Grant Shapps, un decennio ai vertici, ex ministro della Difesa e ora, livido, è finito a dire che la gente è stanca di “questa telenovela politica senza fine” e a ribadire la formula, un bel po’ consolatoria, secondo cui “non è tanto il Labour che ha vinto quanto i Tories che hanno perso”.  Possibile, anche se a conti fatti non fa nessuna differenza ed è forse degno di nota, per i conservatori, che il Labour abbia vinto puntando tutto, più che sull’ideologia o gli ammiccamenti, sulla propria compattezza, valorizzata da un rivale in cui le liti e le polemiche non si sono sedate neppure in campagna elettorale. E che ora sono più accese che mai, mentre inizia il blame game sulle ragioni della sconfitta più pesante dall’epoca vittoriana. Rishi Sunak, che non ha l’istinto assassino e ormai si è capito, si è dimesso dandosi la colpa, in un discorso mesto e dignitoso, con la moglie poco dietro intrappolata in un vestito dalle geometrie impossibili. “Ho dato tutto a questo lavoro, ma avete mandato un chiaro segnale che il governo  deve cambiare e il vostro è l’unico giudizio che conta”, ha detto, prima di andare via da una Downing Street dove le sue figlie, ha aggiunto con fierezza, hanno potuto accendere le candele di Diwali, un progresso che fino a qualche anno fa sarebbe parso impossibile. 

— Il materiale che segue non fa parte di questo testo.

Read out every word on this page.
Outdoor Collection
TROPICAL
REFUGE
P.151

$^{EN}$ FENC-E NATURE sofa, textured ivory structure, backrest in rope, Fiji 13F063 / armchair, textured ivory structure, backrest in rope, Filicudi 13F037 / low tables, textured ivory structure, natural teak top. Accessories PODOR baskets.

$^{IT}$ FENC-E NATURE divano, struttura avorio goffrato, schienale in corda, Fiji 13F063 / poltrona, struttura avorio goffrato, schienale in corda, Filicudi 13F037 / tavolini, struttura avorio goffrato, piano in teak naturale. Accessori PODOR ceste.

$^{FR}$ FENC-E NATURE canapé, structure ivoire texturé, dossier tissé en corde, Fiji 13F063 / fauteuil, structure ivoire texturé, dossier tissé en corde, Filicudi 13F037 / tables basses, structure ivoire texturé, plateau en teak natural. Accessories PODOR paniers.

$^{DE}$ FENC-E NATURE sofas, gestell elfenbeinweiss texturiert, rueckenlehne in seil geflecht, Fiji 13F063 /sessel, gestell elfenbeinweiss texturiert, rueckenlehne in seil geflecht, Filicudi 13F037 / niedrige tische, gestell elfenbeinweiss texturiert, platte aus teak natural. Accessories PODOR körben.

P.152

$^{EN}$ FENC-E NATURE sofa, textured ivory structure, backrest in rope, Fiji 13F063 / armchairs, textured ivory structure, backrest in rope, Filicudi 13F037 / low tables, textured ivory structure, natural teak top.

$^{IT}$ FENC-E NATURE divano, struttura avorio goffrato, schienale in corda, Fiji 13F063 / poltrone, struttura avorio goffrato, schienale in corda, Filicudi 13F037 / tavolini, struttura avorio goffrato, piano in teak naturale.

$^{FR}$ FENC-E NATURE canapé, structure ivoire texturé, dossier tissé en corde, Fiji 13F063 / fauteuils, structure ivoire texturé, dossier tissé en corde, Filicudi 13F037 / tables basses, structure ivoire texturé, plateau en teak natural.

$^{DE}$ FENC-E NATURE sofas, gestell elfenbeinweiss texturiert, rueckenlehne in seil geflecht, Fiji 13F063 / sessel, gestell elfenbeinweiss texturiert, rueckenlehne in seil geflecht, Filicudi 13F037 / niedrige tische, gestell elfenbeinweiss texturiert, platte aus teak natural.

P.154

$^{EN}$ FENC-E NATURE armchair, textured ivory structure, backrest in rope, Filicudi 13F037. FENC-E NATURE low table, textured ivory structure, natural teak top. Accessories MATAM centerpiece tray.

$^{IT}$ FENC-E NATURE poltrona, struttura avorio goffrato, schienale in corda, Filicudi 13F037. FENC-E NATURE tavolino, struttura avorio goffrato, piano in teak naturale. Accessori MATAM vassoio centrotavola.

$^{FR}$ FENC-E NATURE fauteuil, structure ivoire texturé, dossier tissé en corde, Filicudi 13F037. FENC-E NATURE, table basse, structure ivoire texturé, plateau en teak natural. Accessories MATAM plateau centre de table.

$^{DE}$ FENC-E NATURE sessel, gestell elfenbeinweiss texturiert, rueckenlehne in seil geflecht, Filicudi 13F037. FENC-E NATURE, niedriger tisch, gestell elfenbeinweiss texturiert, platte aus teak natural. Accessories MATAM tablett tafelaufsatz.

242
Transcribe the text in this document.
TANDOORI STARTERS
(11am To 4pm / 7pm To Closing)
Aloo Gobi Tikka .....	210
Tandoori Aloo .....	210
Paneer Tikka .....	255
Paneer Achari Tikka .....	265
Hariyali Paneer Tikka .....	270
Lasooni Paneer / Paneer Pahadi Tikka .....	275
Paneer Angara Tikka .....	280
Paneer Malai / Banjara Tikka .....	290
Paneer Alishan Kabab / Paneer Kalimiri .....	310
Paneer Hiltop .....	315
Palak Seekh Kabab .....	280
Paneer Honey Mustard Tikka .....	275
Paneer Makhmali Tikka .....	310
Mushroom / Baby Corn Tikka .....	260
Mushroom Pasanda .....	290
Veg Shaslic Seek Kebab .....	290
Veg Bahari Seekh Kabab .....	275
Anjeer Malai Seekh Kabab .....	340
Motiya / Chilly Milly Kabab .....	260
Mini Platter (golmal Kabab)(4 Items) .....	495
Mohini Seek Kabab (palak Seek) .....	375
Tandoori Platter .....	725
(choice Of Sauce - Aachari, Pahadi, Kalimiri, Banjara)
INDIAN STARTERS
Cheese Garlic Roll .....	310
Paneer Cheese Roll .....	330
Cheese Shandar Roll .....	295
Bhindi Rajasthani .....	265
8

Intorno a lui il fair play è meno evidente. Mentre Sir Keir fa la storia annunciando “un governo non gravato dalla dottrina”, i Tories rimangono dogmatici anche nel fallimento. Ieri è stato tutto un darsi addosso tra chi diceva che la chiave era respingere gli arrivi sulla Manica e mostrarsi più duri di ReformUk (sempre Rees Mogg, che ha anche detto di vedere in Nigel la figura carismatica che manca al paese) mentre Jo Johnson, fratello di Boris ed ex ministro, rimpiangeva che non si fosse guardato di più al centro. Per completezza, va detto che papà Johnson ha invece votato per i LibDem. Anche Suella Braverman, ministra dell’Interno secondo cui essere un senzatetto “è una scelta di vita”, ha dichiarato il suo debole per Farage, che lei vorrebbe nei Tories, partito che sogna di guidare.

 

In pole position per la successione ci sono anche Priti Patel, che un tempo passava per essere la più spietata sull’immigrazione e ora è stata eclissata, e Kemi Badenoch, che invece è pragmatica, astuta, femminista e sa quando tacere. Poi ci sono i soliti Jeremy Hunt, Tom Tugendhat, qualcuno parla addirittura di una reggenza di Cameron, forse per ridere nel pianto. Robert Buckland, ex lord cancelliere, ha detto che sarà “come vedere un gruppo di calvi litigare per una parrucca”, mentre i saggi del partito implorano di stare tutti calmi e riflettere, anche perché le cose non sono andate così male tutto sommato: in settimana alcuni sondaggi avevano parlato di 53 seggi e che, sotto questa luce, aver superato quota 120 è quasi euforizzante. E’ di questi giorni la notizia che cinque richiedenti asilo se ne sono andati volontariamente in Ruanda, finale mesto di una misura costosissima e controversa su cui Sunak aveva puntato tutto in quel tempo assurdo e sospeso in cui la lotta all’immigrazione sembrava l’unico problema all’orizzonte, prima del brusco risveglio.